RJ em Foco
Justiça mantém leilão de prédio do Grupo Sendas em Botafogo
14ª Vara nega liminar e libera venda; Sendas vai recorrer e contesta desapropriação para centro de IA da FGV
A Justiça do Rio de Janeiro manteve a realização do leilão do prédio do Grupo Sendas em Botafogo, localizado na Rua Barão de Itambi, 50. Em decisão recente, a 14ª Vara da Fazenda Pública negou o pedido de liminar apresentado pela empresa para suspender a venda, agendado para o próximo dia 28.
O impasse se arrasta desde março, quando a prefeitura retomou a tentativa de desapropriar o prédio, alegando destinação de interesse público — argumento já contestado pelo Grupo Sendas na Justiça.

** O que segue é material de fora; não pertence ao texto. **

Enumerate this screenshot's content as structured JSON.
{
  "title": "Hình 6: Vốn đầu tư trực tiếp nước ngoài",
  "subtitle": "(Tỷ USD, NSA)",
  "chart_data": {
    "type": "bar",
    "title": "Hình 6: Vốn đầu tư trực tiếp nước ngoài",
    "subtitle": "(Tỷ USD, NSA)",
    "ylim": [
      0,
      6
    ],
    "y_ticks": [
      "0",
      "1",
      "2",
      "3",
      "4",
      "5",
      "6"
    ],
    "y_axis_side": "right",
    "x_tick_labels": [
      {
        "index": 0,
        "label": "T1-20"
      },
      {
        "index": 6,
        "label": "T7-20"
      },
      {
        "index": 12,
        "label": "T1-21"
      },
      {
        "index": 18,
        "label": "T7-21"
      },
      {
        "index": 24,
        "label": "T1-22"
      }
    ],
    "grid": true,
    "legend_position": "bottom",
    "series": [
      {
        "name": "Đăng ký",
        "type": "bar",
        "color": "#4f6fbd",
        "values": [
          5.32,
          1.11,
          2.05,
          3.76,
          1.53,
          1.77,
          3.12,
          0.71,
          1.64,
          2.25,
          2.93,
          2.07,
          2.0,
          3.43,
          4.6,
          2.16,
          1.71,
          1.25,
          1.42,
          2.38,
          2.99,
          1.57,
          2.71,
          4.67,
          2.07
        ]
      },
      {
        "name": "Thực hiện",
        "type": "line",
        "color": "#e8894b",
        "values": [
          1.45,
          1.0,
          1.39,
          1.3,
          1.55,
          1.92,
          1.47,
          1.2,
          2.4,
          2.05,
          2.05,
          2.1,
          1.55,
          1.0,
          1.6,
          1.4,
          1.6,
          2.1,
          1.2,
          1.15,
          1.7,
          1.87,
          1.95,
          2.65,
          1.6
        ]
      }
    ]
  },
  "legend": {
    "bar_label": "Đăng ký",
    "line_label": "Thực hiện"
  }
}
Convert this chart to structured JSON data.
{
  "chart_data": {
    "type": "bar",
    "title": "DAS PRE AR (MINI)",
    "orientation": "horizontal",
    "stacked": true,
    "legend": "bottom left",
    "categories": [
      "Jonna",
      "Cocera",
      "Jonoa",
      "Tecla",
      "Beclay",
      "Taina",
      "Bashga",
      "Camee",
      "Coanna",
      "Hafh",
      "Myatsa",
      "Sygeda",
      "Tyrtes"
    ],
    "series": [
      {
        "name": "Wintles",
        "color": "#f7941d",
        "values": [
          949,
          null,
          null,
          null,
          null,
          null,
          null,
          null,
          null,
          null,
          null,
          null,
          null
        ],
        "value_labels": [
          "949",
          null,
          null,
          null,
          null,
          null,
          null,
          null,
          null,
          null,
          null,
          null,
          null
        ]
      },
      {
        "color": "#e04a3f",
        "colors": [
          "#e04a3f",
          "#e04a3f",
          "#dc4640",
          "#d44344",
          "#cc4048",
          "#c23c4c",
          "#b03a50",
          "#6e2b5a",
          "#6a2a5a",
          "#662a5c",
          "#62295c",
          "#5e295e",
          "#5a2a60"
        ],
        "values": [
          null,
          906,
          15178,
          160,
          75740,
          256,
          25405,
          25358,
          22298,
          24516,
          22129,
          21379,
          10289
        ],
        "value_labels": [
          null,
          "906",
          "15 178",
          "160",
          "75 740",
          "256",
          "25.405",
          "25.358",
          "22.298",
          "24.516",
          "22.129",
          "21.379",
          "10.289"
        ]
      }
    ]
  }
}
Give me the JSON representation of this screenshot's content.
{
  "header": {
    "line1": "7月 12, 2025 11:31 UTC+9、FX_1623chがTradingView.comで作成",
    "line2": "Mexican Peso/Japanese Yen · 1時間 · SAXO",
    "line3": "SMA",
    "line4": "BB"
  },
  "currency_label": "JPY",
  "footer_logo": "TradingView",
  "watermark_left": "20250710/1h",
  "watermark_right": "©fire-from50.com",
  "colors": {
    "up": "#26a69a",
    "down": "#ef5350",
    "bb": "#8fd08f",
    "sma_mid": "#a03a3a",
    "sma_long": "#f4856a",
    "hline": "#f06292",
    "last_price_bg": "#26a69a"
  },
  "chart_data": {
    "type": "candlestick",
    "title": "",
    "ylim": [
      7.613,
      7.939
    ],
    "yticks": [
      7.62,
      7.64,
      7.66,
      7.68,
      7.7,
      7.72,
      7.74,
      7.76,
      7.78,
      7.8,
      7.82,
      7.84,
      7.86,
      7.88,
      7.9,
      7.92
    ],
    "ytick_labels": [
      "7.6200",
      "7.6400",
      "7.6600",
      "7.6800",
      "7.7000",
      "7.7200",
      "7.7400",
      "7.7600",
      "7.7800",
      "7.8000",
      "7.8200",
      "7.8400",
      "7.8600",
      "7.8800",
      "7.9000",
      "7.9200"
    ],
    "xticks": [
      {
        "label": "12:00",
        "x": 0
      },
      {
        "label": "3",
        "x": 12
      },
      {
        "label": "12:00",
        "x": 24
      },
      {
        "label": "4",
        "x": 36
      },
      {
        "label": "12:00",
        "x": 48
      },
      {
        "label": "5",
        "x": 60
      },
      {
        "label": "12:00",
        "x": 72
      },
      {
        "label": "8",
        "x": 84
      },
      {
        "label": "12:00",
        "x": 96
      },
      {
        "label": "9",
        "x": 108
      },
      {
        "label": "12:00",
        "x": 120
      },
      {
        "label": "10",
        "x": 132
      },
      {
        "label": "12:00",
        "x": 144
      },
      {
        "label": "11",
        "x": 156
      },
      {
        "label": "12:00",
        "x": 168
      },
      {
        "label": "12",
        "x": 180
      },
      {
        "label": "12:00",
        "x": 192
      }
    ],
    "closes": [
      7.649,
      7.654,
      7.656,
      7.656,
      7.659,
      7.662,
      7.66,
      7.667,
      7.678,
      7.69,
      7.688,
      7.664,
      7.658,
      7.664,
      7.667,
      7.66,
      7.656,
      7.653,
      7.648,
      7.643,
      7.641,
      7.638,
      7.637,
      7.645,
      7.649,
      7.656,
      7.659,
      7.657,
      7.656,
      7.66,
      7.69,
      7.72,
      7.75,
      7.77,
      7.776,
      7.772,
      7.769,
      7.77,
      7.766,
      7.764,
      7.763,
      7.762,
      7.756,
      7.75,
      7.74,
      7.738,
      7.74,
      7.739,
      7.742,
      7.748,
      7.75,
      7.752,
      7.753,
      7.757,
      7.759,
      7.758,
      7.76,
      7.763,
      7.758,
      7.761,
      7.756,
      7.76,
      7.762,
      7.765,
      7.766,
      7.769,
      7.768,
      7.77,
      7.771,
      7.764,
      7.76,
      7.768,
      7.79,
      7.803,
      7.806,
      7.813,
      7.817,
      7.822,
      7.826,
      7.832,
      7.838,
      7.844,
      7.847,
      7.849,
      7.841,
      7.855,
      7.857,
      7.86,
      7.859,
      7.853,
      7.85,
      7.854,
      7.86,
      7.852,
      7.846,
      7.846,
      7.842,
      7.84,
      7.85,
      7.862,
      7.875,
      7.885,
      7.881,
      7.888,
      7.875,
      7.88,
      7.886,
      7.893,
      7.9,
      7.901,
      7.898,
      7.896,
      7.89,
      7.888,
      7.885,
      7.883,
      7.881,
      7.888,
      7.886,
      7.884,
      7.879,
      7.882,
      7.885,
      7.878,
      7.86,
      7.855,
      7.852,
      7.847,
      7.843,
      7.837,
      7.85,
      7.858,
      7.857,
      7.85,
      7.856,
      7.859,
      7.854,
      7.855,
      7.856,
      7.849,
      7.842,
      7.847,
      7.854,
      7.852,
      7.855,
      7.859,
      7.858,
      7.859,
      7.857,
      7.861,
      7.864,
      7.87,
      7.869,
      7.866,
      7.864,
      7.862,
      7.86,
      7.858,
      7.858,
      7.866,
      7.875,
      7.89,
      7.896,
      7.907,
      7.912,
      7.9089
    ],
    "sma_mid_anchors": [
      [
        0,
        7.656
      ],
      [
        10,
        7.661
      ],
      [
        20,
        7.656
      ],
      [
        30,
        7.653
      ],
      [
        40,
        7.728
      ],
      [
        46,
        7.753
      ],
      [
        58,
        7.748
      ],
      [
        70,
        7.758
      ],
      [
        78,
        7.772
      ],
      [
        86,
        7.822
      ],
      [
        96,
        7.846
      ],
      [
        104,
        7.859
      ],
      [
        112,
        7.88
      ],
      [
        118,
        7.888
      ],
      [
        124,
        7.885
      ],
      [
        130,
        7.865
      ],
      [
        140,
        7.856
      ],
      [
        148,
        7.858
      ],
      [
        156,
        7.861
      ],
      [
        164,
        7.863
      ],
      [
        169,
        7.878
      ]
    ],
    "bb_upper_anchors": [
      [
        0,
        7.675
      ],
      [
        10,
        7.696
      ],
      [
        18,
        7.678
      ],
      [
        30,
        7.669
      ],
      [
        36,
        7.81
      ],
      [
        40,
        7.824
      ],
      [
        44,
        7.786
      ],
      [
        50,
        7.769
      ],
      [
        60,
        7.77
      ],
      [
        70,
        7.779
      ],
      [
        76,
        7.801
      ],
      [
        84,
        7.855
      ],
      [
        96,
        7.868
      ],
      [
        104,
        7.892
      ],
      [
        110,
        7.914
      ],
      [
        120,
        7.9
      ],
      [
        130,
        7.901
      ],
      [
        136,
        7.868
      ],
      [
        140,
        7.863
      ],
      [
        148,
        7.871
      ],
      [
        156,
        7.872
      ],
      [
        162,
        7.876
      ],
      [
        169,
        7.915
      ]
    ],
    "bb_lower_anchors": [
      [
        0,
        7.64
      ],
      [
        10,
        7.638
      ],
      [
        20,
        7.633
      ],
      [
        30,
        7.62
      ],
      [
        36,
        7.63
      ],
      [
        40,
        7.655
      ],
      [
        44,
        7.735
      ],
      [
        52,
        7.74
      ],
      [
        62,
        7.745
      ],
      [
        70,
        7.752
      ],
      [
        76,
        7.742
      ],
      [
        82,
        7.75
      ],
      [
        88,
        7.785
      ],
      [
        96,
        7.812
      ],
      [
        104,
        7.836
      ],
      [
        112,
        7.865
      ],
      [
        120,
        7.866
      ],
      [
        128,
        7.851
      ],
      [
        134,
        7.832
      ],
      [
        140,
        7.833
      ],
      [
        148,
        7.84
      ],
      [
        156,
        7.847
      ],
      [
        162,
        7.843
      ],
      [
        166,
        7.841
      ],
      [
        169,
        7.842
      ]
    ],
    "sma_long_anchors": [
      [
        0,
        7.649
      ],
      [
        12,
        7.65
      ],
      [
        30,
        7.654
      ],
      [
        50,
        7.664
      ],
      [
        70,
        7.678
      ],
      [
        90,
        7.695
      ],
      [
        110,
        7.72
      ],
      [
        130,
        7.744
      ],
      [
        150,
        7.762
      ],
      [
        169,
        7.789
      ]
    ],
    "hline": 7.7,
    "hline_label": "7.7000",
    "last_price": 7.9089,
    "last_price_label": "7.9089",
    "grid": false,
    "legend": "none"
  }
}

Em decisões anteriores, como a da 5ª Vara da Fazenda Pública, um decreto municipal chegou a ser considerado nulo por decisão de desvio de propósito e direcionamento.
Na nova decisão, o juízo avaliou que não há elementos suficientes para impedir o leilão neste momento, destacando a presunção de legalidade dos atos administrativos e os limites de intervenção do Judiciário sobre decisões do Executivo.
Em nota, o Grupo Sendas afirmou que “lamenta” o entendimento e ressaltou que pontos centrais levantados pela defesa não foram considerados. A empresa sustenta que o imóvel não é ocioso — argumento central na disputa — e que há atividade econômica em funcionamento, além de contratos vigentes no local.
Diante da decisão, o Grupo Sendas informou que irá recorrer em segunda instância, buscando suspender o leilão. A companhia argumenta ainda que a desapropriação de um imóvel em uso, sem justificativa objetiva de interesse público, gera insegurança jurídica e pode impactar investimentos na cidade.
A empresa também aponta supostas inconsistências no processo de desapropriação, como falta de clareza sobre a destinação pública do imóvel e acusações de favorecimento a interesses privados. Segundo o grupo, uma entidade já teria apresentado projeto para o local antes mesmo da realização do leilão.
Com mais de seis décadas de atuação no Rio, o Grupo Sendas afirma já ter investido mais de R$ 600 milhões no município desde a inauguração de sua primeira loja, em 1966.
A prefeitura pretende assumir o imóvel e vendê-lo à Fundação Getulio Vargas (FGV), que planeja instalar ali um centro de pesquisas em inteligência artificial, com referência nacional na área. Além das Sendas, moradores do bairro também se opõem à desapropriação e reivindicam a reabertura de um supermercado no local.
Atualmente, funciona uma academia no endereço em Botafogo. O Grupo Sendas informa que negocia a locação de uma área maior no térreo, onde por anos trabalhou uma filial do Pão de Açúcar, para outra rede de supermercados.